In 1995, the fishermen of the Baja California village of Cabo Pulmo decided to stop fishing. Alarmed by depletion of their Sea of Cortez stocks and concerned about the area’s coral reef, they switched to ecotourism.
Joined by scientists and environmental groups, they successfully lobbied the Mexican government to set aside 7,000 hectares (27 sq. miles) of the coastal waters encompassing the reef as a national marine park.
Fifteen years later, Cabo Pulmo National Park bursts with wildlife. Scientists say Cabo Pulmo has the Sea of Cortez’s highest concentration of fish both in terms of numbers and size, and that migratory species such as whale sharks and humpback whales have rebounded.
But a massive new resort planned for the coastline seven kilometers (four miles) north of the park could threaten the reef’s recovery, say scientists and environmental groups.
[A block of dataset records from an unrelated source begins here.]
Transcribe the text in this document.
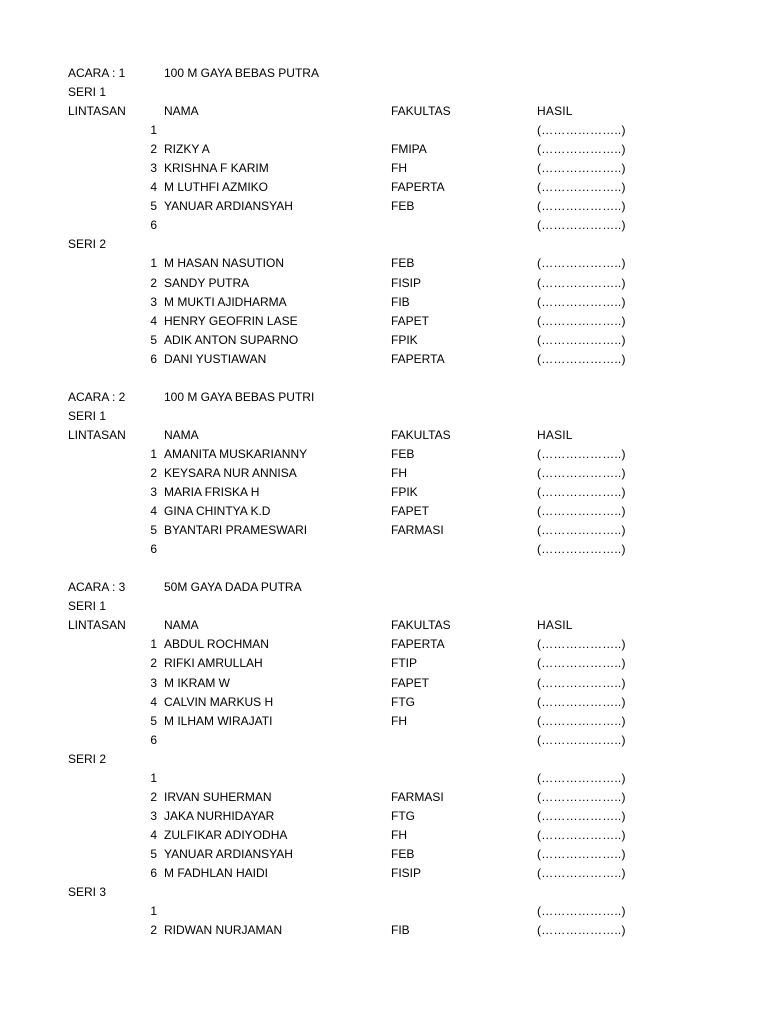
ACARA : 1	100 M GAYA BEBAS PUTRA
SERI 1
LINTASAN	NAMA	FAKULTAS	HASIL
1	(………………..)
2 RIZKY A	FMIPA	(………………..)
3 KRISHNA F KARIM	FH	(………………..)
4 M LUTHFI AZMIKO	FAPERTA	(………………..)
5 YANUAR ARDIANSYAH	FEB	(………………..)
6	(………………..)
SERI 2
1 M HASAN NASUTION	FEB	(………………..)
2 SANDY PUTRA	FISIP	(………………..)
3 M MUKTI AJIDHARMA	FIB	(………………..)
4 HENRY GEOFRIN LASE	FAPET	(………………..)
5 ADIK ANTON SUPARNO	FPIK	(………………..)
6 DANI YUSTIAWAN	FAPERTA	(………………..)
ACARA : 2	100 M GAYA BEBAS PUTRI
SERI 1
LINTASAN	NAMA	FAKULTAS	HASIL
1 AMANITA MUSKARIANNY	FEB	(………………..)
2 KEYSARA NUR ANNISA	FH	(………………..)
3 MARIA FRISKA H	FPIK	(………………..)
4 GINA CHINTYA K.D	FAPET	(………………..)
5 BYANTARI PRAMESWARI	FARMASI	(………………..)
6	(………………..)
ACARA : 3	50M GAYA DADA PUTRA
SERI 1
LINTASAN	NAMA	FAKULTAS	HASIL
1 ABDUL ROCHMAN	FAPERTA	(………………..)
2 RIFKI AMRULLAH	FTIP	(………………..)
3 M IKRAM W	FAPET	(………………..)
4 CALVIN MARKUS H	FTG	(………………..)
5 M ILHAM WIRAJATI	FH	(………………..)
6	(………………..)
SERI 2
1	(………………..)
2 IRVAN SUHERMAN	FARMASI	(………………..)
3 JAKA NURHIDAYAR	FTG	(………………..)
4 ZULFIKAR ADIYODHA	FH	(………………..)
5 YANUAR ARDIANSYAH	FEB	(………………..)
6 M FADHLAN HAIDI	FISIP	(………………..)
SERI 3
1	(………………..)
2 RIDWAN NURJAMAN	FIB	(………………..)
In addition, the resort will pump water from the Santiago aquifer, the last untapped aquifer in a region already short of water, they say.
Partial approval
The resort, Cabo Cortés, won partial approval this month from Mexico’s environment ministry, Semarnat. Simultaneously dismaying environmental groups and complicating the developer’s plans, Semarnat approved Cabo Cortés proposals concerning housing and land, but ordered two years’ study on all project phases related to water and a separate environmental-impact study after that.
The ruling halts construction, for now, of the resort’s marina, as well as work on desalination and water-treatment plants. The developer, the Spanish company Hansa Urbana, effectively can build houses, hotels and golf courses, but with no assurance the property can be sold or used until the water and impact studies are completed and final approval is secured.
“What we did was to allow the first part of a project that may or may not go ahead eventually,” said Sergio Ramírez, a spokesman for Semarnat, in a radio interview. “The developers will decide if they take the risk . . . We are imposing environmental conditions that are stronger and more numerous than have ever been required of a tourism project in Mexico.”
Hansa Urbana says work will begin soon.
Behind the Cabo Cortés fight is a broader argument about how tourism growth should occur on the relatively undeveloped coasts of the Sea of Cortez. Since the 1970s, Mexico has attracted tourists to large, glitzy beach resorts, with development growing fastest on the country’s Caribbean coast. A vision of more such resorts underlies President Felipe Calderón’s drive, announced at the end of February, to move Mexico from the tenth-most-visited country in the world to fifth place by 2018.
It’s a vision many experts here find frightening. Scientists worry that a proliferation of mega-resorts on the Sea of Cortez would destroy the region’s marine environment. Says Exequiel Ezcurra, a professor of ecology at the University of California Riverside and the former director of Mexico’s National Ecology Institute: “We already have the experience with Cancun and Cozumel. All the reefs are dead.”
Environmental groups argue that Semarnat’s decision on Cabo Cortés flouts a 1995 land-use plan for the local Los Cabos municipality that they say requires lower-density development. “Nobody has the right to build on sand dunes,” says attorney Agustín Bravo of the Mexican Environmental Law Center (Cemda), which with other groups has fought Cabo Cortés in court. “Nobody has the right to secure a supply of water from the aquifer.”
Controversial reading
Semarnat denies violating the plan, arguing its guidelines are open to interpretation and are not obligatory. But critics counter that while there is no overall management plan for the Sea of Cortez coast, assorted measures, such as the Los Cabos land-use plan and a 2006 marine zoning plan, are in place for a reason. “Nobody can say the instruments don’t exist,” says Octavio Aburto, a Scripps Institution of Oceanography researcher who has studied the Sea of Cortez for 15 years. “We have rules, regulations, planning zones.” The problem is, he adds, “they have all been violated.”
By its sheer scale, Cabo Cortés represents a bet that economic pressures dogging some other Sea of Cortez mega-resorts can be overcome. Its 15-year plan calls for 6,000 hotel rooms and 7,000 houses, including workers’ quarters, says Jesús Guilabert Boyer, Hansa Urbana’s Mexico representative. Guilabert counters opponents’ concerns by citing Hansa Urbana’s plans to set aside 70% of its 3,800 hectares (14.7 sq miles) for conservation, provide monitoring support for the park and help protect sea-turtle nesting grounds. The company also contends local sea currents flow from south to north, meaning treated wastewater from the development will be swept away from the park. Environmental groups cite research suggesting the opposite.
Ezcurra says Semarnat apparently believes that by not authorizing water-related phases of the project, “they are delaying the risk to the reef.” But ultimately, he argues, nutrient-rich wastewater from Cabo Cortes will reach the sea, and “put the reef at immense risk.”